Homework #8 - 9/10 (Makeup)

Response to The Future of Programming:

     I personally don't see this getting very far. They advertise programming from the browser and therefore being able to program on any device that can run a browser, or more specifically, Chrome. Sure, programming on Chromebooks might be useful, but there's no real difference to doing that compared to programming on any other conventional laptop. The other possibility that they say opens up is that you'd be able to program on your iPad! Are you kidding? I can't think of anything worse than trying to write a program on any sort of touchscreen device - unless - we're talking about drag and drop snippets of code to create a larger program, Which is what I think is the real future of programming. Before I talk about that, I want to finish with Cloud9, though. One of their other main selling points is that you can "zoom" in and out of your code to have a better idea of where you are within it. This is pretty cool, but it isn't novel by any means. It is probably something that will be a standard of any future IDE's that come out. Ian showed me the Sublime text editor, which I have fallen in love with this semester. It more or less does the same thing. Another selling point of Cloud9 would be to access your code anywhere online, but again, this isn't a very novel technology, nor does it really meet any new needs. Over the semester, we've learned how to use version control repository programs, such as Subversion, and Git. These programs, in my opinion, provide the same services that Cloud9 does and more. Not only can you save your code online, and re-download it from any other machine (although perhaps not as easily), but you can also revert to older versions of the code if you accidentally broke something, then committed it to the repository. In the end, Cloud9 to me is mainly just a kind of over-the-top showcase of what an IDE should be. It looks pretty, but doesn't provide any new functionality that previous IDEs haven't before.

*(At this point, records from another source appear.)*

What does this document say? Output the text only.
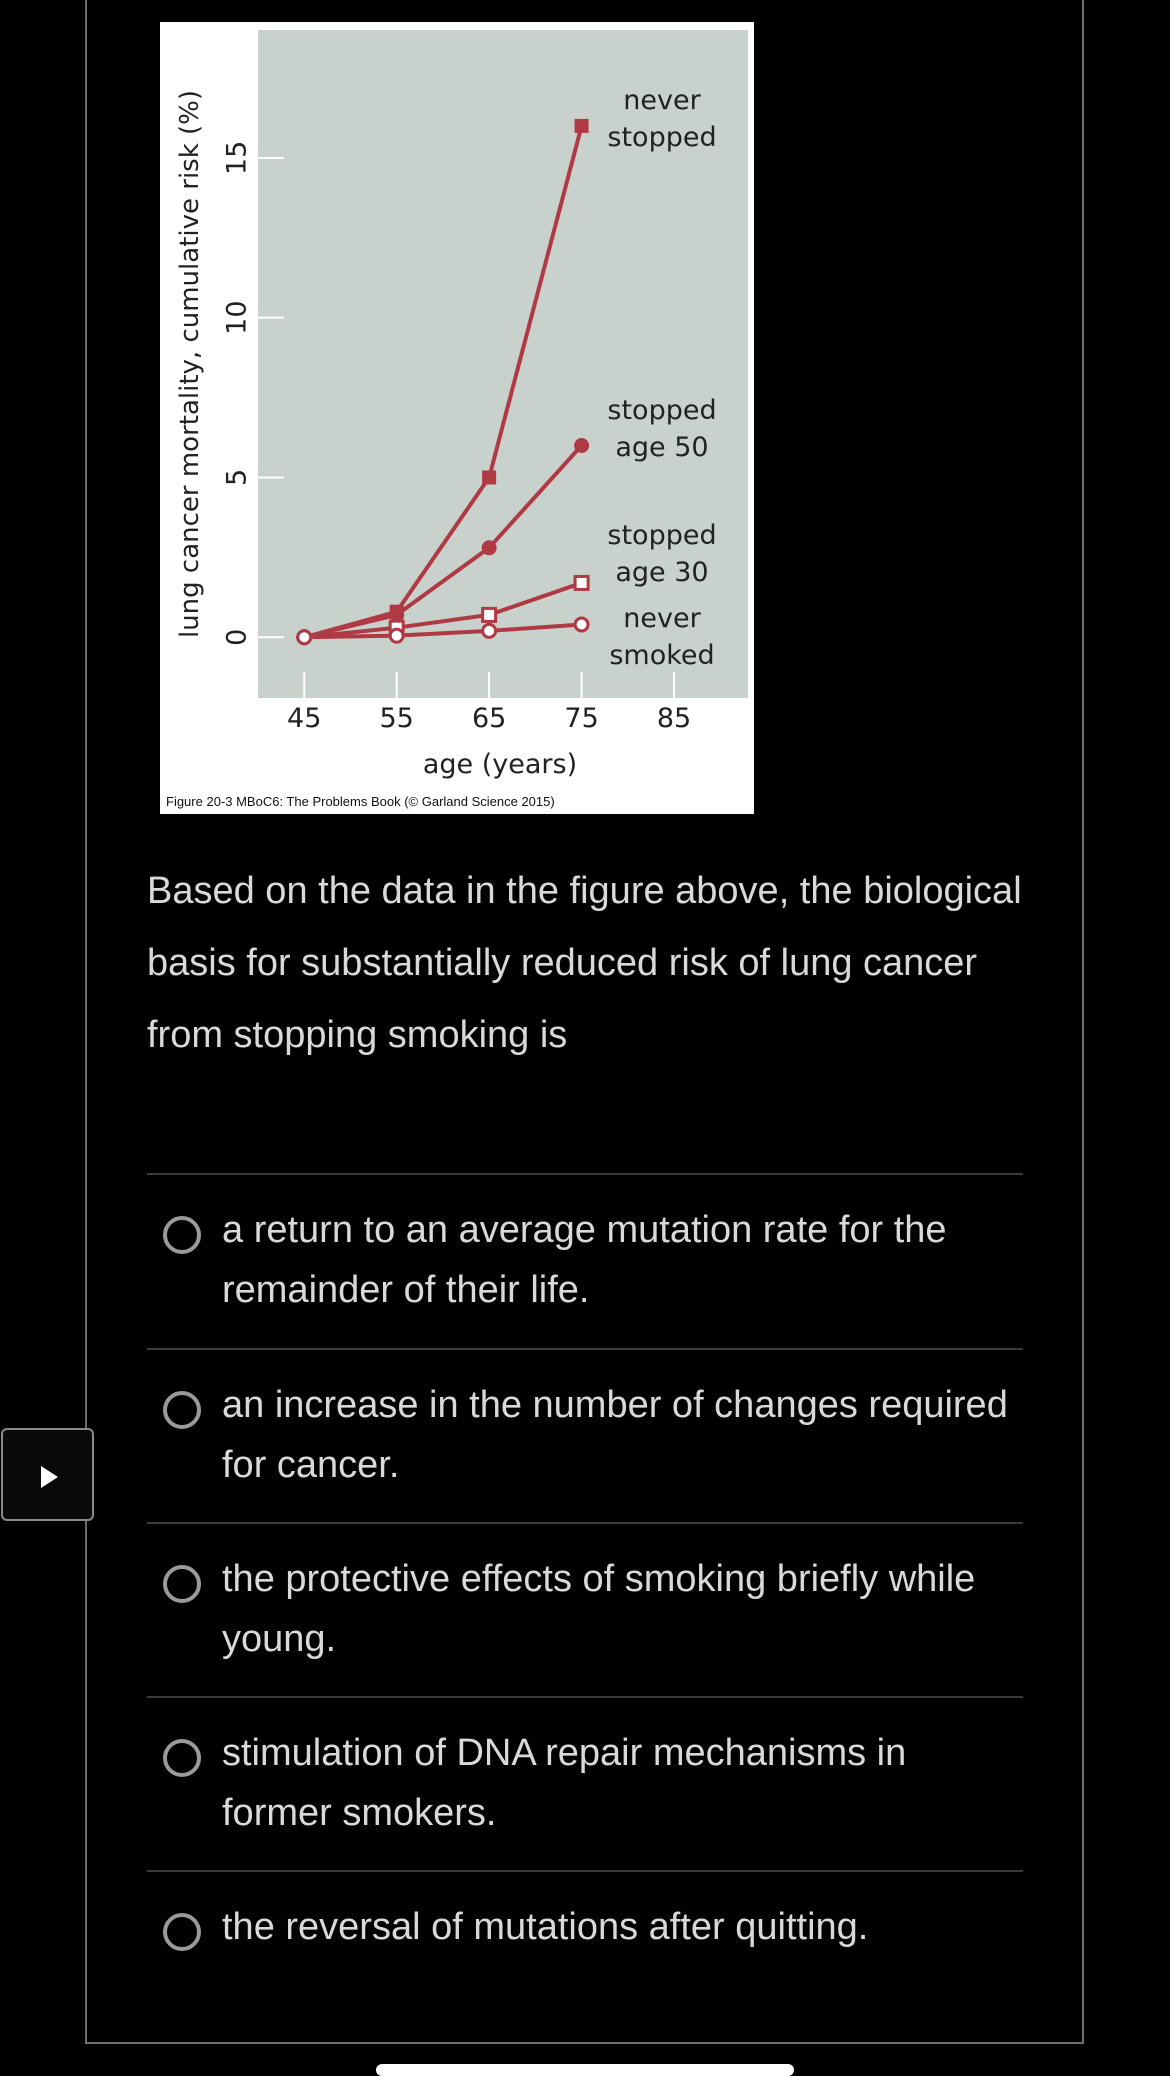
0
5
10
15
45 55 65 75 85
never
stopped
stopped
age 50
stopped
age 30
never
smoked
lung cancer mortality, cumulative risk (%)
age (years)
Figure 20-3 MBoC6: The Problems Book (© Garland Science 2015)
Based on the data in the figure above, the biological basis for substantially reduced risk of lung cancer from stopping smoking is
a return to an average mutation rate for the remainder of their life.
an increase in the number of changes required for cancer.
the protective effects of smoking briefly while young.
stimulation of DNA repair mechanisms in former smokers.
the reversal of mutations after quitting.
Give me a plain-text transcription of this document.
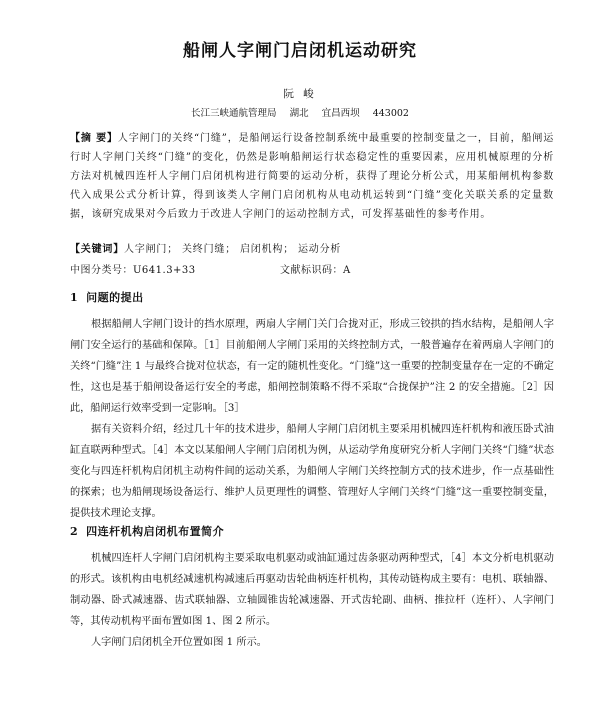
船闸人字闸门启闭机运动研究
阮 峻
长江三峡通航管理局 湖北 宜昌西坝 443002
【摘 要】人字闸门的关终“门缝”，是船闸运行设备控制系统中最重要的控制变量之一，目前，船闸运行时人字闸门关终“门缝”的变化，仍然是影响船闸运行状态稳定性的重要因素，应用机械原理的分析方法对机械四连杆人字闸门启闭机构进行简要的运动分析，获得了理论分析公式，用某船闸机构参数代入成果公式分析计算，得到该类人字闸门启闭机构从电动机运转到“门缝”变化关联关系的定量数据，该研究成果对今后致力于改进人字闸门的运动控制方式，可发挥基础性的参考作用。
【关键词】人字闸门； 关终门缝； 启闭机构； 运动分析
中图分类号：U641.3+33	文献标识码：A
1 问题的提出

根据船闸人字闸门设计的挡水原理，两扇人字闸门关门合拢对正，形成三铰拱的挡水结构，是船闸人字闸门安全运行的基础和保障。［1］目前船闸人字闸门采用的关终控制方式，一般普遍存在着两扇人字闸门的关终“门缝”注 1 与最终合拢对位状态，有一定的随机性变化。“门缝”这一重要的控制变量存在一定的不确定性，这也是基于船闸设备运行安全的考虑，船闸控制策略不得不采取“合拢保护”注 2 的安全措施。［2］因此，船闸运行效率受到一定影响。［3］

据有关资料介绍，经过几十年的技术进步，船闸人字闸门启闭机主要采用机械四连杆机构和液压卧式油缸直联两种型式。［4］本文以某船闸人字闸门启闭机为例，从运动学角度研究分析人字闸门关终“门缝”状态变化与四连杆机构启闭机主动构件间的运动关系，为船闸人字闸门关终控制方式的技术进步，作一点基础性的探索；也为船闸现场设备运行、维护人员更理性的调整、管理好人字闸门关终“门缝”这一重要控制变量，提供技术理论支撑。

2 四连杆机构启闭机布置简介

机械四连杆人字闸门启闭机构主要采取电机驱动或油缸通过齿条驱动两种型式，［4］本文分析电机驱动的形式。该机构由电机经减速机构减速后再驱动齿轮曲柄连杆机构，其传动链构成主要有：电机、联轴器、制动器、卧式减速器、齿式联轴器、立轴圆锥齿轮减速器、开式齿轮副、曲柄、推拉杆（连杆）、人字闸门等，其传动机构平面布置如图 1、图 2 所示。

人字闸门启闭机全开位置如图 1 所示。
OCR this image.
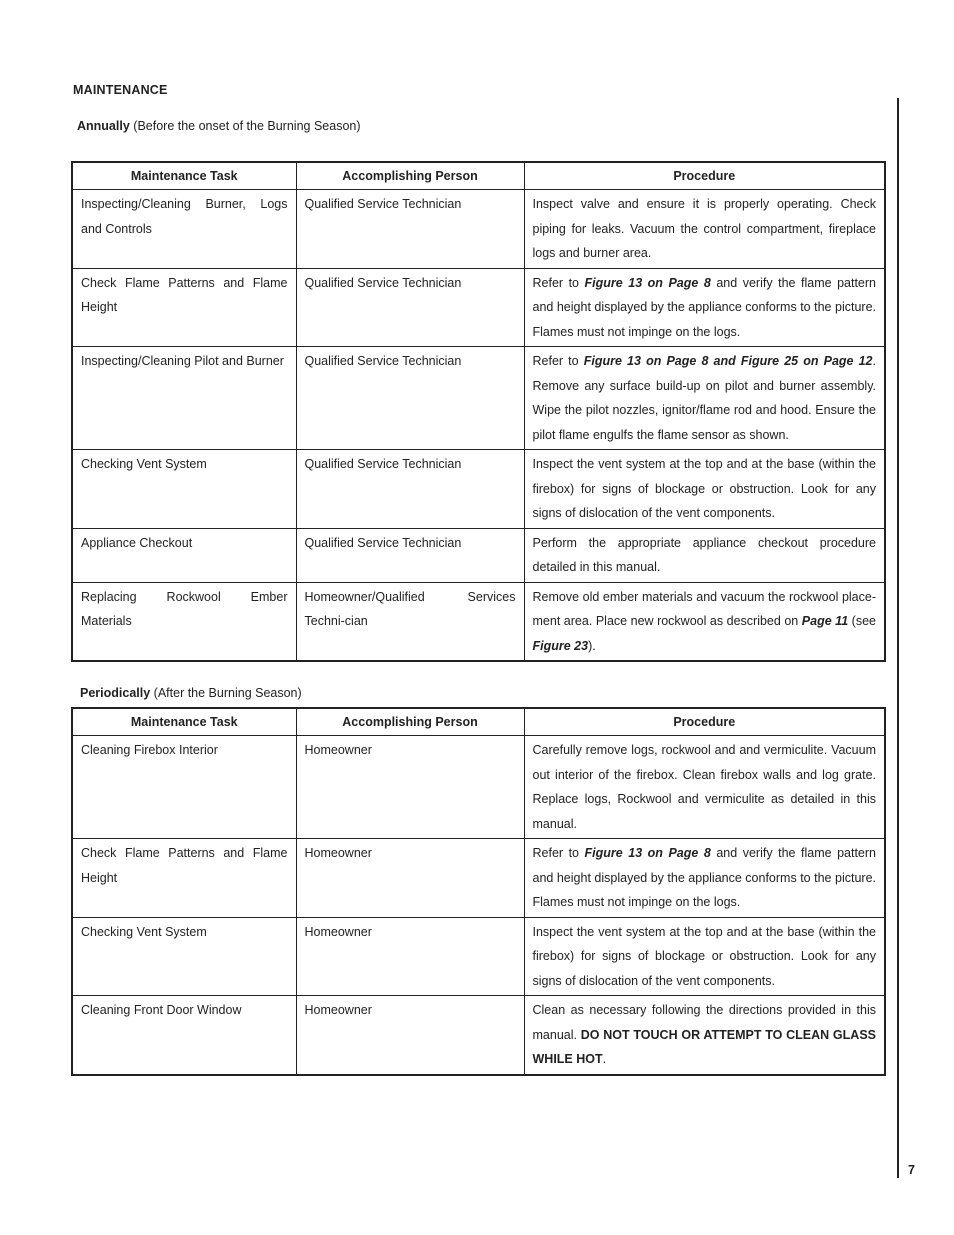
MAINTENANCE
Annually (Before the onset of the Burning Season)
Maintenance Task	Accomplishing Person	Procedure
Inspecting/Cleaning Burner, Logs and Controls	Qualified Service Technician	Inspect valve and ensure it is properly operating. Check piping for leaks. Vacuum the control compartment, fireplace logs and burner area.
Check Flame Patterns and Flame Height	Qualified Service Technician	Refer to Figure 13 on Page 8 and verify the flame pattern and height displayed by the appliance conforms to the picture. Flames must not impinge on the logs.
Inspecting/Cleaning Pilot and Burner	Qualified Service Technician	Refer to Figure 13 on Page 8 and Figure 25 on Page 12. Remove any surface build-up on pilot and burner assembly. Wipe the pilot nozzles, ignitor/flame rod and hood. Ensure the pilot flame engulfs the flame sensor as shown.
Checking Vent System	Qualified Service Technician	Inspect the vent system at the top and at the base (within the firebox) for signs of blockage or obstruction. Look for any signs of dislocation of the vent components.
Appliance Checkout	Qualified Service Technician	Perform the appropriate appliance checkout procedure detailed in this manual.
Replacing Rockwool Ember Materials	Homeowner/Qualified Services Techni-cian	Remove old ember materials and vacuum the rockwool place-ment area. Place new rockwool as described on Page 11 (see Figure 23).
Periodically (After the Burning Season)
Maintenance Task	Accomplishing Person	Procedure
Cleaning Firebox Interior	Homeowner	Carefully remove logs, rockwool and and vermiculite. Vacuum out interior of the firebox. Clean firebox walls and log grate. Replace logs, Rockwool and vermiculite as detailed in this manual.
Check Flame Patterns and Flame Height	Homeowner	Refer to Figure 13 on Page 8 and verify the flame pattern and height displayed by the appliance conforms to the picture. Flames must not impinge on the logs.
Checking Vent System	Homeowner	Inspect the vent system at the top and at the base (within the firebox) for signs of blockage or obstruction. Look for any signs of dislocation of the vent components.
Cleaning Front Door Window	Homeowner	Clean as necessary following the directions provided in this manual. DO NOT TOUCH OR ATTEMPT TO CLEAN GLASS WHILE HOT.
7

     Now, where I think the real future of programming is headed is graphical programming interfaces. Much like how developing websites has become nowadays compared to when the world wide web still had its baby teeth. Before, you had to know HTML and even then, you had to spend a lot of time and effort to make a website that looked more than pathetic. Nowadays, you click on a theme, and boom, it formats your entire page for you. Adding pictures and tables? No problem, just click here. Don't like it over there? No problem, just drag it over here. The most comparable thing that is in use today that I can envision the future of programming to be like, is developing apps for Android. The Android SDK implements drag-and-drop programming with certain elements, such as radio buttons, check-boxes, and lists. All you have to do is click which type you want to insert and its done, no writing Java code necessary. The other thing that leads me to believe that this is the future of programming is how much more abstracted our languages have gotten. If you think about the progression throughout the decades it makes a lot of sense. Machine language deals with literal machine hardware instructions, with C, you can directly access memory elements at a specified location, then you move to Python or other similar languages, where you can dynamically specify the type of a variable, it is no longer static. It won't be long before languages are abstracted further to be able to accept "ideas" of how the program should work as the input, and the environment or language will translate it further for you as necessary. It's only a small step from this to graphical programming, in my opinion.